ECLI:NL:RBAMS:2024:8208

Rechtbank Amsterdam

Datum uitspraak
24 december 2024
Publicatiedatum
27 december 2024
Zaaknummer
13-261126-23
Instantie
Rechtbank Amsterdam
Type
Uitspraak
Rechtsgebied
Strafrecht; Europees strafrecht
Procedures
  • Tussenuitspraak
Vindplaatsen
  • Rechtspraak.nl
AI samenvatting door LexboostAutomatisch gegenereerd

Tussenuitspraak inzake Europees aanhoudingsbevel met betrekking tot de opgeëiste persoon en detentieomstandigheden in Polen

Op 24 december 2024 heeft de Rechtbank Amsterdam een tussenuitspraak gedaan in een zaak betreffende een Europees aanhoudingsbevel (EAB) dat is uitgevaardigd door de regionale rechtbank in Szczecin, Polen. De zaak betreft de opgeëiste persoon, geboren in 1967 in Polen, die wordt verdacht van illegale handel in verdovende middelen. De rechtbank heeft de behandeling van het EAB op 10 december 2024 gehouden, waarbij de opgeëiste persoon aanwezig was en werd bijgestaan door zijn raadsvrouw, mr. W. van Nunen. De rechtbank heeft de termijn voor uitspraak over de overlevering met 30 dagen verlengd en de gevangenhouding bevolen, met schorsing van dat bevel tot aan de uitspraak.

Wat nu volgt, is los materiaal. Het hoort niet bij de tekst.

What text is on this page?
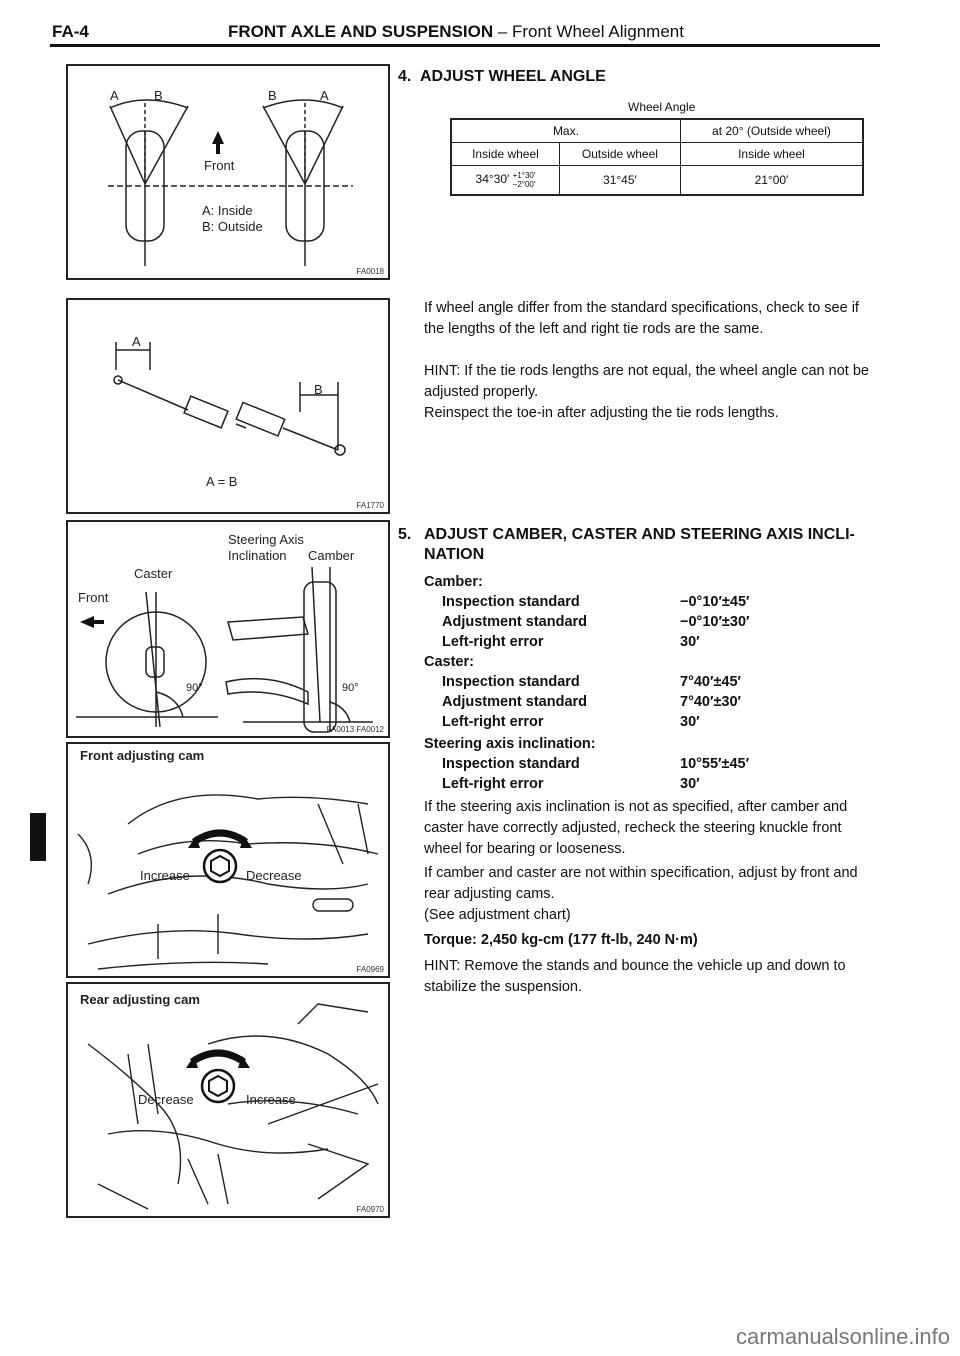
FA-4	FRONT AXLE AND SUSPENSION – Front Wheel Alignment
A	B	B	A
Front
A: Inside
B: Outside
FA0018
A
B
A = B
FA1770
Steering Axis
Inclination Camber
Caster
Front
90°	90°
FA0013 FA0012
Front adjusting cam
Increase	Decrease
FA0969
Rear adjusting cam
Decrease	Increase
FA0970
4. ADJUST WHEEL ANGLE
Wheel Angle
Max.		at 20° (Outside wheel)
Inside wheel	Outside wheel	Inside wheel
34°30′ +1°30′
−2°00′	31°45′	21°00′
If wheel angle differ from the standard specifications, check to see if the lengths of the left and right tie rods are the same.
HINT: If the tie rods lengths are not equal, the wheel angle can not be adjusted properly.
Reinspect the toe-in after adjusting the tie rods lengths.
5. ADJUST CAMBER, CASTER AND STEERING AXIS INCLI-
NATION
Camber:
Inspection standard	−0°10′±45′
Adjustment standard	−0°10′±30′
Left-right error	30′
Caster:
Inspection standard	7°40′±45′
Adjustment standard	7°40′±30′
Left-right error	30′
Steering axis inclination:
Inspection standard	10°55′±45′
Left-right error	30′
If the steering axis inclination is not as specified, after camber and caster have correctly adjusted, recheck the steering knuckle front wheel for bearing or looseness.
If camber and caster are not within specification, adjust by front and rear adjusting cams.
(See adjustment chart)
Torque: 2,450 kg-cm (177 ft-lb, 240 N·m)
HINT: Remove the stands and bounce the vehicle up and down to stabilize the suspension.
carmanualsonline.info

De rechtbank heeft vastgesteld dat de opgeëiste persoon niet aanwezig was bij de hoger beroepzitting in Polen, wat aanleiding gaf tot de vraag of de overlevering kan worden geweigerd op basis van artikel 12 van de Overleveringswet (OLW). De raadsvrouw voerde aan dat de overlevering moet worden geweigerd omdat de opgeëiste persoon niet op de hoogte was van de procedure in hoger beroep. De officier van justitie stelde echter dat de overlevering kan worden toegestaan, omdat de opgeëiste persoon vertegenwoordigd was door twee advocaten in het hoger beroep.

De rechtbank heeft geoordeeld dat de weigeringsgrond van artikel 12 OLW niet van toepassing is, omdat de opgeëiste persoon wel degelijk vertegenwoordigd was in het hoger beroep. Daarnaast heeft de rechtbank de detentieomstandigheden in Polen beoordeeld. Er is vastgesteld dat er een algemeen reëel gevaar bestaat van schending van de grondrechten van gedetineerden in Polen, maar de rechtbank heeft ook vastgesteld dat er geen concrete aanwijzingen zijn dat de opgeëiste persoon persoonlijk gevaar loopt. De rechtbank heeft de beslissing over de overlevering aangehouden en een redelijke termijn van dertig dagen vastgesteld voor eventuele wijziging van de omstandigheden.

Uitspraak

RECHTBANK AMSTERDAM

INTERNATIONALE RECHTSHULPKAMER

Parketnummer: 13-261126-23 (EAB I)
Datum uitspraak: 24 december 2024
TUSSEN-UITSPRAAK
op de vordering van 14 oktober 2024 van de officier van justitie bij deze rechtbank tot het in behandeling nemen van een Europees aanhoudingsbevel (EAB). [1]
Dit EAB is uitgevaardigd op 6 juni 2022 door
the Regional Court in Szczecin, Polen (hierna: de uitvaardigende justitiële autoriteit) en strekt tot de aanhouding en overlevering van:
[opgeëiste persoon] ,
geboren op [geboortedatum] 1967 te [geboorteplaats] (Polen),
verblijfsadres: [verblijfadres] ,
hierna ‘de opgeëiste persoon’.

1.Procesgang

De behandeling van het EAB heeft plaatsgevonden op de zitting van 10 december 2024, in aanwezigheid van mr. A.L. Wagenaar, officier van justitie. De opgeëiste persoon is verschenen en is bijgestaan door zijn raadsvrouw, mr. W. van Nunen, die waarneemt voor haar kantoorgenoot mr. S. de Goede, advocaat in Breda. De opgeëiste persoon is tevens bijgestaan door een tolk in de Poolse taal.
De rechtbank heeft de termijn waarbinnen zij op grond van de Overleveringswet (OLW) uitspraak moet doen over de verzochte overlevering met 30 dagen verlengd. [2] Tevens heeft de rechtbank voor sluiting van het onderzoek ter zitting de gevangenhouding bevolen met gelijktijdige schorsing van dat bevel tot aan de uitspraak.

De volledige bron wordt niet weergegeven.